As a grew into adolescence, my anxieties matured and the twilight lingered, too. Like an old friend, sharing the silence with The Farm was enough. Like an old friend, simply being present in this place was the comfort that I needed. The constant white noise from the creek soothed me. The gentle brush from the tall grass gave me comfort. The branches, an embrace. But I eventually grew older still and moved away from The Farm and, unintentionally, stopped seeking its counsel.  I no longer spoke to the trees or laid my sorrows bare to the fields. And with time my grief eventually subsided to a dull ache that I grew accustomed to. It wasn’t until much later that I would realize that I had become numb to much of the beauty the world has to offer. And it wouldn’t be until quite recently, actually, that I would rediscover this magical corner of the world that was once the landscape for my imagination. 

Over the years I have learned to cope with and process my grief. But I forgot the place that helped me in the early stages of that process. The past ten or so months have been some of the hardest I have ever had to live through: the loss of a job and sense of purpose, leaving the city that made me feel whole, isolation from friends who give me joy, constant and compounding uncertainty. As I fled New York City for the simplicity of Arkansas, I watched the path I had created shatter and crumble beneath my feet. I began free-falling, spiraling.
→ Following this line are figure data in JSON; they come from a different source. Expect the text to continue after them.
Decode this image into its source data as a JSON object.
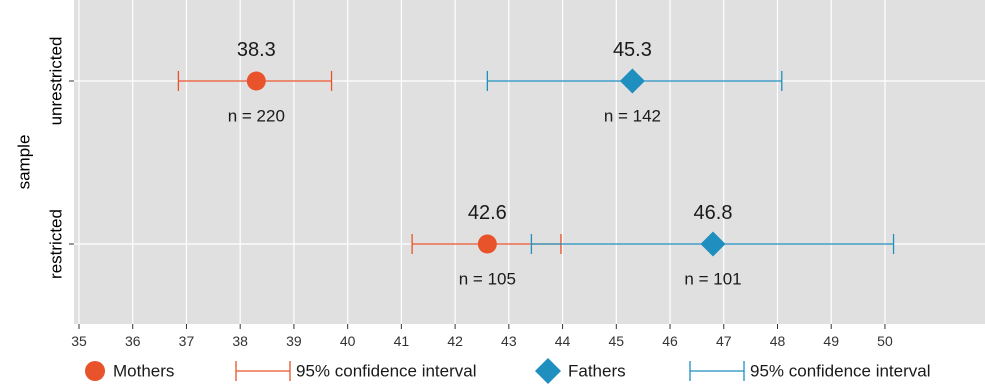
{
  "chart_data": {
    "type": "scatter",
    "title": "",
    "xlabel": "",
    "ylabel": "sample",
    "xlim": [
      34.75,
      50.25
    ],
    "xticks": [
      35,
      36,
      37,
      38,
      39,
      40,
      41,
      42,
      43,
      44,
      45,
      46,
      47,
      48,
      49,
      50
    ],
    "categories": [
      "unrestricted",
      "restricted"
    ],
    "grid": true,
    "legend_position": "bottom",
    "series": [
      {
        "name": "Mothers",
        "marker": "circle",
        "color": "#e8532b",
        "points": [
          {
            "category": "unrestricted",
            "value": 38.3,
            "label": "38.3",
            "ci_low": 36.85,
            "ci_high": 39.7,
            "n_label": "n = 220"
          },
          {
            "category": "restricted",
            "value": 42.6,
            "label": "42.6",
            "ci_low": 41.2,
            "ci_high": 43.97,
            "n_label": "n = 105"
          }
        ]
      },
      {
        "name": "Fathers",
        "marker": "diamond",
        "color": "#1e8fbf",
        "points": [
          {
            "category": "unrestricted",
            "value": 45.3,
            "label": "45.3",
            "ci_low": 42.6,
            "ci_high": 48.08,
            "n_label": "n = 142"
          },
          {
            "category": "restricted",
            "value": 46.8,
            "label": "46.8",
            "ci_low": 43.42,
            "ci_high": 50.16,
            "n_label": "n = 101"
          }
        ]
      }
    ],
    "legend": [
      {
        "label": "Mothers",
        "symbol": "circle",
        "color": "#e8532b"
      },
      {
        "label": "95% confidence interval",
        "symbol": "errorbar",
        "color": "#e8532b"
      },
      {
        "label": "Fathers",
        "symbol": "diamond",
        "color": "#1e8fbf"
      },
      {
        "label": "95% confidence interval",
        "symbol": "errorbar",
        "color": "#1e8fbf"
      }
    ],
    "colors": {
      "panel": "#e0e0e0",
      "grid": "#ffffff",
      "mothers": "#e8532b",
      "fathers": "#1e8fbf"
    }
  }
}
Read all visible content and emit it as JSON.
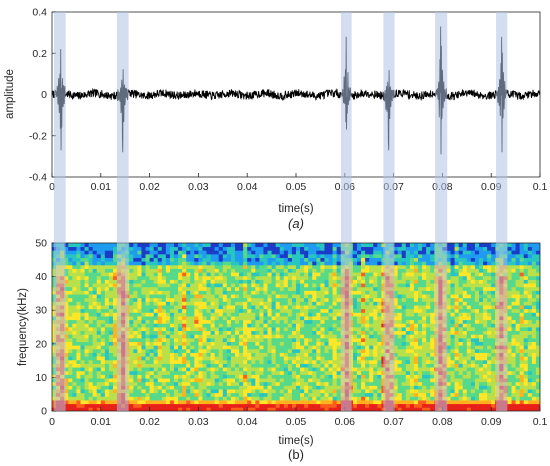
{
  "chart_data": [
    {
      "type": "line",
      "caption": "(a)",
      "xlabel": "time(s)",
      "ylabel": "amplitude",
      "xlim": [
        0,
        0.1
      ],
      "ylim": [
        -0.4,
        0.4
      ],
      "xticks": [
        "0",
        "0.01",
        "0.02",
        "0.03",
        "0.04",
        "0.05",
        "0.06",
        "0.07",
        "0.08",
        "0.09",
        "0.1"
      ],
      "yticks": [
        "-0.4",
        "-0.2",
        "0",
        "0.2",
        "0.4"
      ],
      "line_color": "#000000",
      "highlight_color": "#aec3e6",
      "highlight_bands": [
        {
          "x0": 0.0004,
          "x1": 0.0028
        },
        {
          "x0": 0.0133,
          "x1": 0.0157
        },
        {
          "x0": 0.0592,
          "x1": 0.0614
        },
        {
          "x0": 0.0679,
          "x1": 0.0702
        },
        {
          "x0": 0.0785,
          "x1": 0.081
        },
        {
          "x0": 0.091,
          "x1": 0.0933
        }
      ],
      "spikes": [
        {
          "x": 0.0018,
          "peak": 0.22,
          "trough": -0.27
        },
        {
          "x": 0.0145,
          "peak": 0.17,
          "trough": -0.28
        },
        {
          "x": 0.0603,
          "peak": 0.28,
          "trough": -0.17
        },
        {
          "x": 0.069,
          "peak": 0.14,
          "trough": -0.27
        },
        {
          "x": 0.0797,
          "peak": 0.33,
          "trough": -0.29
        },
        {
          "x": 0.0922,
          "peak": 0.28,
          "trough": -0.28
        }
      ],
      "noise_level": 0.02
    },
    {
      "type": "heatmap",
      "caption": "(b)",
      "xlabel": "time(s)",
      "ylabel": "frequency(kHz)",
      "xlim": [
        0,
        0.1
      ],
      "ylim": [
        0,
        50
      ],
      "xticks": [
        "0",
        "0.01",
        "0.02",
        "0.03",
        "0.04",
        "0.05",
        "0.06",
        "0.07",
        "0.08",
        "0.09",
        "0.1"
      ],
      "yticks": [
        "0",
        "10",
        "20",
        "30",
        "40",
        "50"
      ],
      "colormap": [
        "#1a3cc8",
        "#1f9bf0",
        "#27c6c0",
        "#57d98a",
        "#b8e04a",
        "#ffe626",
        "#ffb21e",
        "#ff5e1a",
        "#e8201a"
      ],
      "time_bins": 120,
      "freq_bins": 46,
      "low_freq_band_khz": [
        0,
        2
      ]
    }
  ]
}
When I eventually fit rock-bottom, I opened my eyes and realized I had landed at my family’s home on The Farm. I was in shock and disbelief that I had regressed back to this place. I was angry that I had worked so hard to be able to exercise independence only to find myself mourning another shattered life in the same place as before. But eventually, as the dust began to settle around the rubble of broken dreams, I realized I’d been here before. Not this physical place but rather the emotional pace. I saw in my mind’s eye a little 13-year-old me trying to repair a broken heart. But on second glance, I couldn’t quite tell if it was a past me or a reflection. Then, with the sudden confidence and resolve that you feel when doing something for a second time, I stood up and followed this specter of my old self out into the field and over the hill and decided to dream anew. 

So much of what I’m feeling right now in this season of life I’ve felt before. I don’t pretend to know all the answers, I am still very much a work-in-progress. I do know this, however: sometimes you have to come back to where it all started to learn how to begin again. Sometimes you have to go back to where it all started in order to make new dreams. Sometimes you just have to stand up and keep moving even though it seems impossible. And sometimes you have to let yourself, even for just a moment, be carried away into the imagination of your past self, into new worlds, to realize you can do it because you’ve done it before.